|Born||February 14, 1933|
|Died||March 16, 1988 (aged 55)|
|Head coaching record|
7–7–2 (high school)
Roland Daniel Dotsch (February 14, 1933 – March 16, 1988) was an American football coach who served primarily in an assistant capacity before becoming the first coach of the United States Football League's Birmingham Stallions on September 2, 1982.
The son of politician James D. Dotsch and Lorna M. née. Boudreau, he played college football at Michigan State University, helping the 1952 Spartans win the national championship, then started during his senior year on Michigan State's squad that captured both the Big Ten Conference and Rose Bowl championships.
Dotsch first entered the coaching ranks at Escanaba High School in Michigan, then from 1958 to 1960, served as defensive coordinator at Northern Michigan University. He then went to the University of Colorado as a defensive backs coach in 1962 before moving to another school in the Big Eight Conference at the University of Missouri, where he served as offensive line coach for four years.
He returned to Northern Michigan as head coach before later taking over as athletic director. During his coaching stint, Dotsch's teams compiled a 33–15–1 mark.
When Dan Devine, who had hired him at Missouri, became head coach of the Green Bay Packers, he hired Dotsch as offensive line coach on February 22, 1971. Dotsch remained with the team through four seasons until Devine left to become head coach at the University of Notre Dame at the conclusion of the 1974 NFL season. He moved to coach the New England Patriots linebackers under former college teammate Chuck Fairbanks.
After also coaching with the Detroit Lions, Dotsch was hired by the Steelers, and was on the sidelines for their third and fourth Super Bowl titles. Following two more years with the team, Dotsch resigned to accept the head coaching position with the Stallions of the fledgeling USFL.

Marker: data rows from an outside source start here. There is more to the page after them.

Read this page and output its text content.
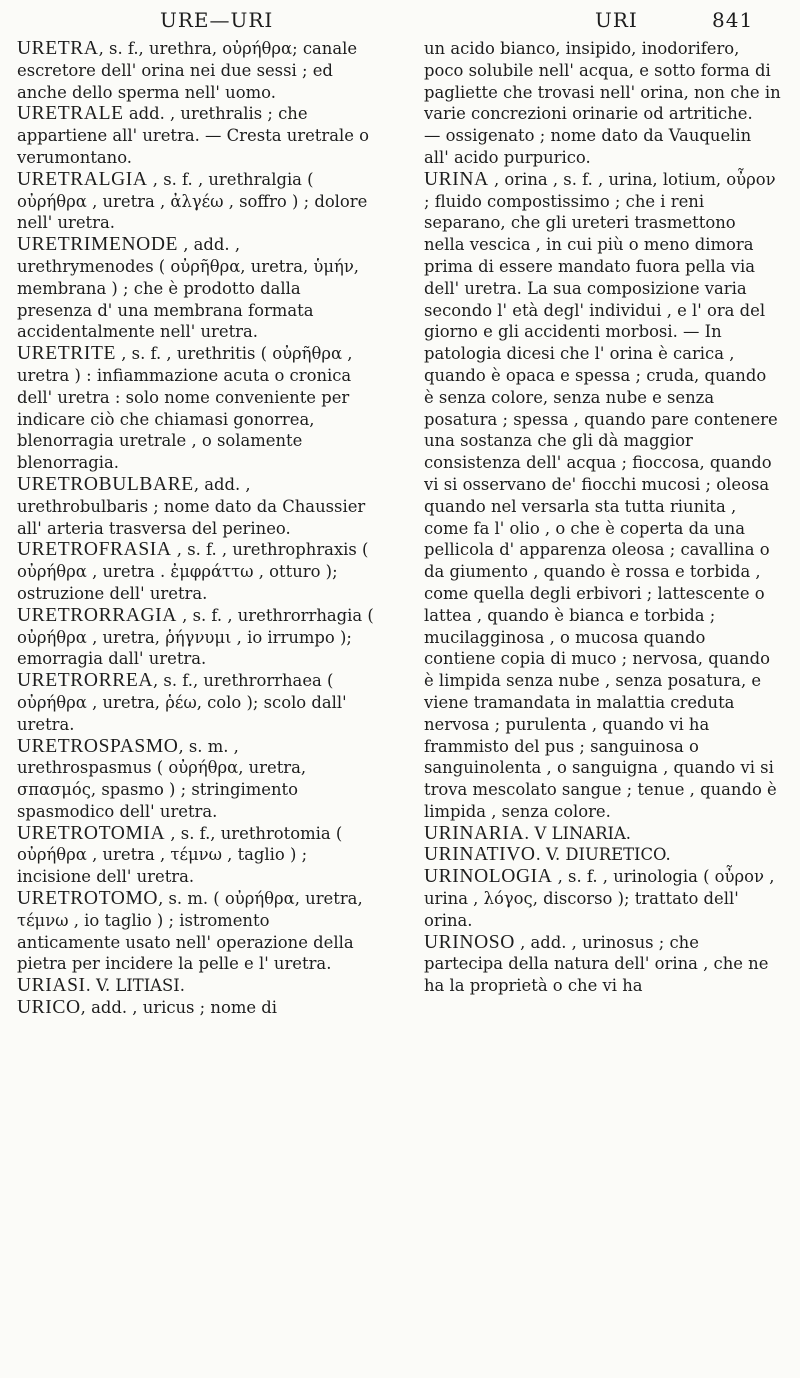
URE—URI	URI	841

URETRA, s. f., urethra, οὐρήθρα; canale escretore dell' orina nei due sessi ; ed anche dello sperma nell' uomo.

URETRALE add. , urethralis ; che appartiene all' uretra. — Cresta uretrale o verumontano.

URETRALGIA , s. f. , urethralgia ( οὐρήθρα , uretra , ἀλγέω , soffro ) ; dolore nell' uretra.

URETRIMENODE , add. , urethrymenodes ( οὐρῆθρα, uretra, ὑμήν, membrana ) ; che è prodotto dalla presenza d' una membrana formata accidentalmente nell' uretra.

URETRITE , s. f. , urethritis ( οὐρῆθρα , uretra ) : infiammazione acuta o cronica dell' uretra : solo nome conveniente per indicare ciò che chiamasi gonorrea, blenorragia uretrale , o solamente blenorragia.

URETROBULBARE, add. , urethrobulbaris ; nome dato da Chaussier all' arteria trasversa del perineo.

URETROFRASIA , s. f. , urethrophraxis ( οὐρήθρα , uretra . ἐμφράττω , otturo ); ostruzione dell' uretra.

URETRORRAGIA , s. f. , urethrorrhagia ( οὐρήθρα , uretra, ῥήγνυμι , io irrumpo ); emorragia dall' uretra.

URETRORREA, s. f., urethrorrhaea ( οὐρήθρα , uretra, ῥέω, colo ); scolo dall' uretra.

URETROSPASMO, s. m. , urethrospasmus ( οὐρήθρα, uretra, σπασμός, spasmo ) ; stringimento spasmodico dell' uretra.

URETROTOMIA , s. f., urethrotomia ( οὐρήθρα , uretra , τέμνω , taglio ) ; incisione dell' uretra.

URETROTOMO, s. m. ( οὐρήθρα, uretra, τέμνω , io taglio ) ; istromento anticamente usato nell' operazione della pietra per incidere la pelle e l' uretra.

URIASI. V. LITIASI.

URICO, add. , uricus ; nome di

un acido bianco, insipido, inodorifero, poco solubile nell' acqua, e sotto forma di pagliette che trovasi nell' orina, non che in varie concrezioni orinarie od artritiche.

— ossigenato ; nome dato da Vauquelin all' acido purpurico.

URINA , orina , s. f. , urina, lotium, οὖρον ; fluido compostissimo ; che i reni separano, che gli ureteri trasmettono nella vescica , in cui più o meno dimora prima di essere mandato fuora pella via dell' uretra. La sua composizione varia secondo l' età degl' individui , e l' ora del giorno e gli accidenti morbosi. — In patologia dicesi che l' orina è carica , quando è opaca e spessa ; cruda, quando è senza colore, senza nube e senza posatura ; spessa , quando pare contenere una sostanza che gli dà maggior consistenza dell' acqua ; fioccosa, quando vi si osservano de' fiocchi mucosi ; oleosa quando nel versarla sta tutta riunita , come fa l' olio , o che è coperta da una pellicola d' apparenza oleosa ; cavallina o da giumento , quando è rossa e torbida , come quella degli erbivori ; lattescente o lattea , quando è bianca e torbida ; mucilagginosa , o mucosa quando contiene copia di muco ; nervosa, quando è limpida senza nube , senza posatura, e viene tramandata in malattia creduta nervosa ; purulenta , quando vi ha frammisto del pus ; sanguinosa o sanguinolenta , o sanguigna , quando vi si trova mescolato sangue ; tenue , quando è limpida , senza colore.

URINARIA. V LINARIA.

URINATIVO. V. DIURETICO.

URINOLOGIA , s. f. , urinologia ( οὖρον , urina , λόγος, discorso ); trattato dell' orina.

URINOSO , add. , urinosus ; che partecipa della natura dell' orina , che ne ha la proprietà o che vi ha
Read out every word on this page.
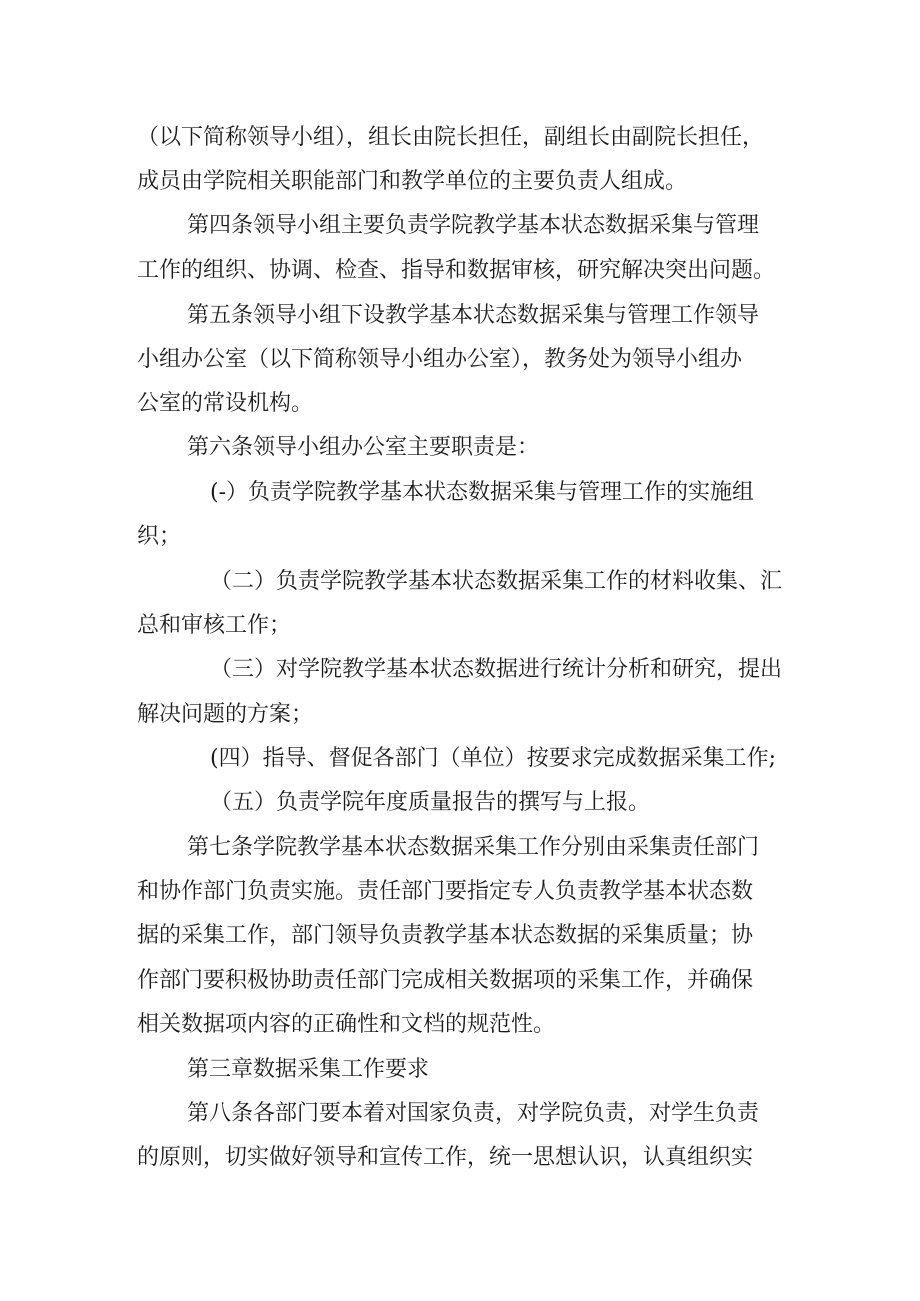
（以下简称领导小组），组长由院长担任，副组长由副院长担任，
成员由学院相关职能部门和教学单位的主要负责人组成。
第四条领导小组主要负责学院教学基本状态数据采集与管理
工作的组织、协调、检查、指导和数据审核，研究解决突出问题。
第五条领导小组下设教学基本状态数据采集与管理工作领导
小组办公室（以下简称领导小组办公室），教务处为领导小组办
公室的常设机构。
第六条领导小组办公室主要职责是：
(-）负责学院教学基本状态数据采集与管理工作的实施组
织；
（二）负责学院教学基本状态数据采集工作的材料收集、汇
总和审核工作；
（三）对学院教学基本状态数据进行统计分析和研究，提出
解决问题的方案；
(四）指导、督促各部门（单位）按要求完成数据采集工作;
（五）负责学院年度质量报告的撰写与上报。
第七条学院教学基本状态数据采集工作分别由采集责任部门
和协作部门负责实施。责任部门要指定专人负责教学基本状态数
据的采集工作，部门领导负责教学基本状态数据的采集质量；协
作部门要积极协助责任部门完成相关数据项的采集工作，并确保
相关数据项内容的正确性和文档的规范性。
第三章数据采集工作要求
第八条各部门要本着对国家负责，对学院负责，对学生负责
的原则，切实做好领导和宣传工作，统一思想认识，认真组织实
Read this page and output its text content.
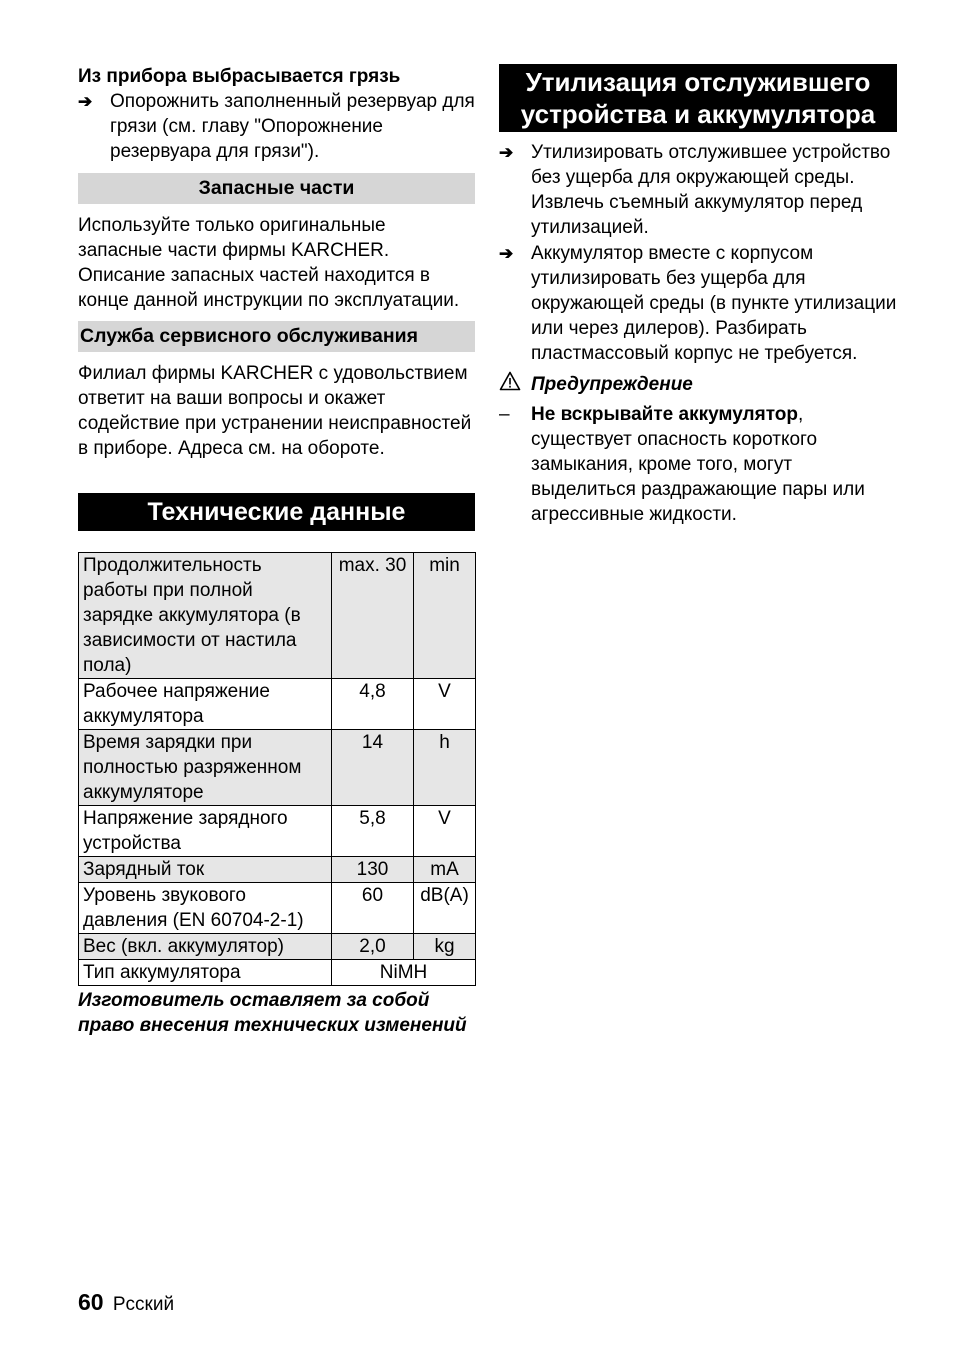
Из прибора выбрасывается грязь
➔ Опорожнить заполненный резервуар для грязи (см. главу "Опорожнение резервуара для грязи").
Запасные части
Используйте только оригинальные запасные части фирмы KARCHER. Описание запасных частей находится в конце данной инструкции по эксплуатации.
Служба сервисного обслуживания
Филиал фирмы KARCHER с удовольствием ответит на ваши вопросы и окажет содействие при устранении неисправностей в приборе. Адреса см. на обороте.
Технические данные
Продолжительность работы при полной зарядке аккумулятора (в зависимости от настила пола)	max. 30	min
Рабочее напряжение аккумулятора	4,8	V
Время зарядки при полностью разряженном аккумуляторе	14	h
Напряжение зарядного устройства	5,8	V
Зарядный ток	130	mA
Уровень звукового давления (EN 60704-2-1)	60	dB(A)
Вес (вкл. аккумулятор)	2,0	kg
Тип аккумулятора	NiMH	
Изготовитель оставляет за собой право внесения технических изменений
Утилизация отслужившего устройства и аккумулятора
➔ Утилизировать отслужившее устройство без ущерба для окружающей среды. Извлечь съемный аккумулятор перед утилизацией.
➔ Аккумулятор вместе с корпусом утилизировать без ущерба для окружающей среды (в пункте утилизации или через дилеров). Разбирать пластмассовый корпус не требуется.
Предупреждение
–	Не вскрывайте аккумулятор, существует опасность короткого замыкания, кроме того, могут выделиться раздражающие пары или агрессивные жидкости.
60 Рсский
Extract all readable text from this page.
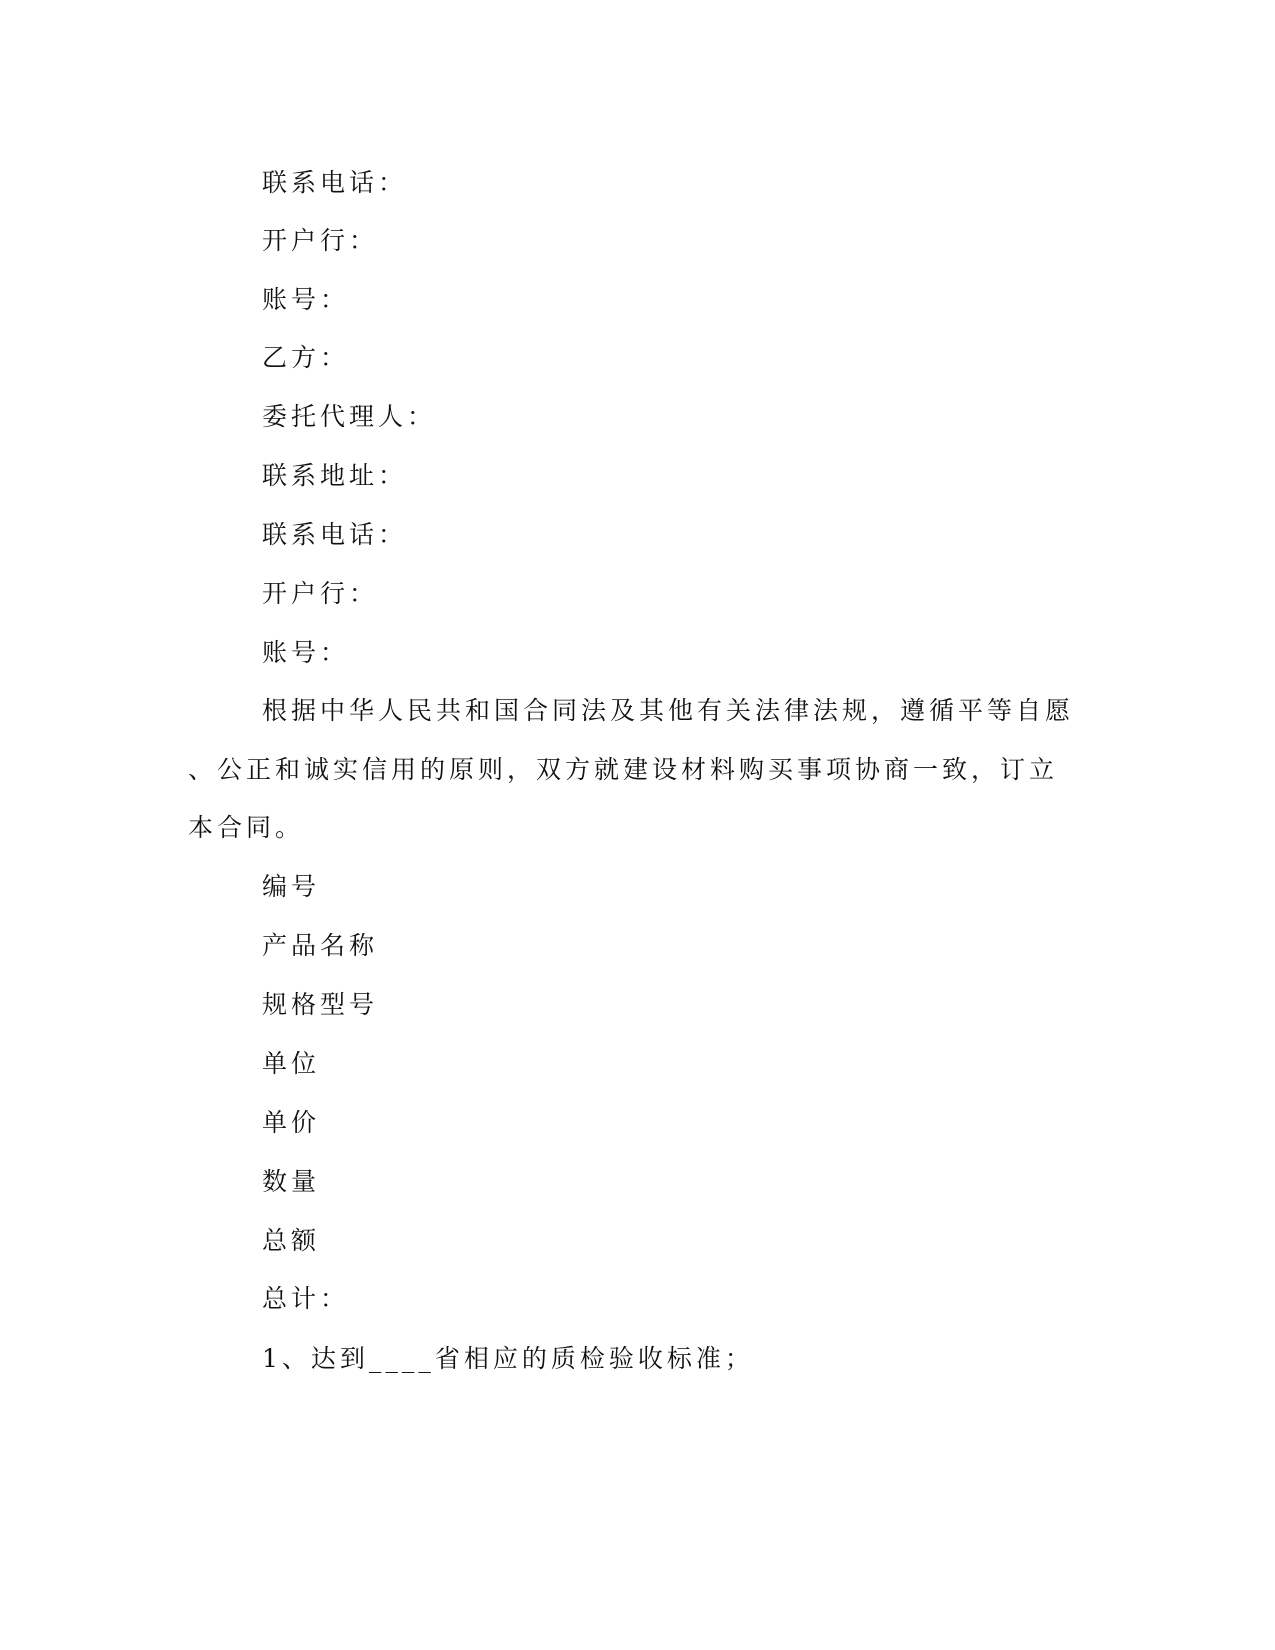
联系电话：
开户行：
账号：
乙方：
委托代理人：
联系地址：
联系电话：
开户行：
账号：
根据中华人民共和国合同法及其他有关法律法规，遵循平等自愿
、公正和诚实信用的原则，双方就建设材料购买事项协商一致，订立
本合同。
编号
产品名称
规格型号
单位
单价
数量
总额
总计：
1、达到____省相应的质检验收标准；
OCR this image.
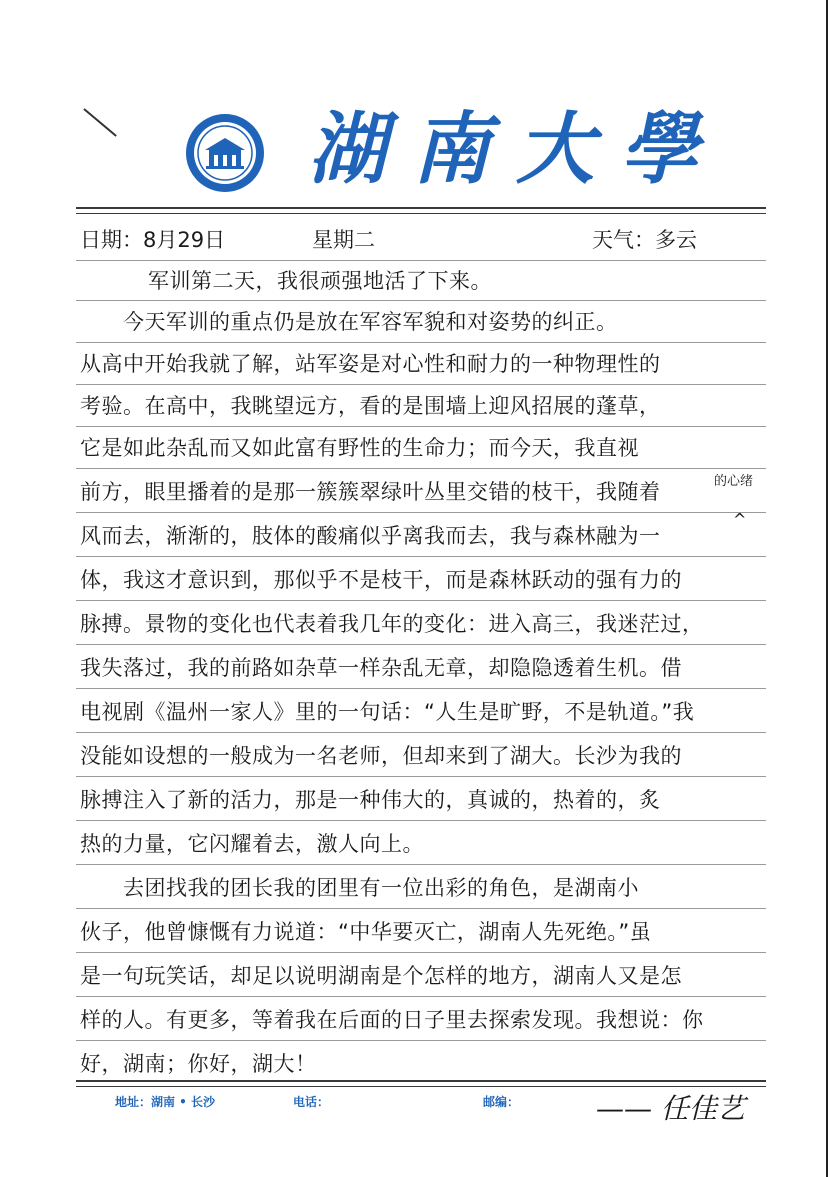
湖南大學
日期：8月29日	星期二	天气：多云
军训第二天，我很顽强地活了下来。
　　今天军训的重点仍是放在军容军貌和对姿势的纠正。
从高中开始我就了解，站军姿是对心性和耐力的一种物理性的
考验。在高中，我眺望远方，看的是围墙上迎风招展的蓬草，
它是如此杂乱而又如此富有野性的生命力；而今天，我直视
前方，眼里播着的是那一簇簇翠绿叶丛里交错的枝干，我随着
风而去，渐渐的，肢体的酸痛似乎离我而去，我与森林融为一
体，我这才意识到，那似乎不是枝干，而是森林跃动的强有力的
脉搏。景物的变化也代表着我几年的变化：进入高三，我迷茫过，
我失落过，我的前路如杂草一样杂乱无章，却隐隐透着生机。借
电视剧《温州一家人》里的一句话：“人生是旷野，不是轨道。”我
没能如设想的一般成为一名老师，但却来到了湖大。长沙为我的
脉搏注入了新的活力，那是一种伟大的，真诚的，热着的，炙
热的力量，它闪耀着去，激人向上。
　　去团找我的团长我的团里有一位出彩的角色，是湖南小
伙子，他曾慷慨有力说道：“中华要灭亡，湖南人先死绝。”虽
是一句玩笑话，却足以说明湖南是个怎样的地方，湖南人又是怎
样的人。有更多，等着我在后面的日子里去探索发现。我想说：你
好，湖南；你好，湖大！
的心绪
^
地址：湖南 • 长沙	电话：	邮编：	—— 任佳艺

During the three years of the league's existence, Dotsch was 36–18 and reached the 1984 Eastern Conference title game before losing to the league's eventual champion, the Philadelphia Stars, 20–10. They would be knocked out of the playoffs in the Eastern Conference semi-finals by the Stars again in 1985, 28–14.
After the league voted to suspend play in 1986 in anticipation of a move to the fall, Dotsch was asked if the Stallions would ever play again. "I just don't know. I never say never, though. It would be a long pull."
Dotsch was also critical of league spending. "Every good coach has a game plan. In this case, the USFL got away from the game plan. There's no question we did, or I'll say the USFL did. I don't think we did or Tampa Bay did. Hindsight is much better than foresight, I know, but things were done that hurt us. We (the Stallions) didn't go crazy. We lost the fewest dollars of any USFL team. We were always the poorest team in the playoffs, but we held our own and I'm proud of that. We did a good job with what we had. We won a lot more than we lost, and that's the biggest thing".
Dotsch returned to the NFL in 1987 as running backs coach for the Minnesota Vikings. However, just as training camp began, Dotsch was diagnosed with pancreatic cancer, battling the disease for just over seven months before passing away.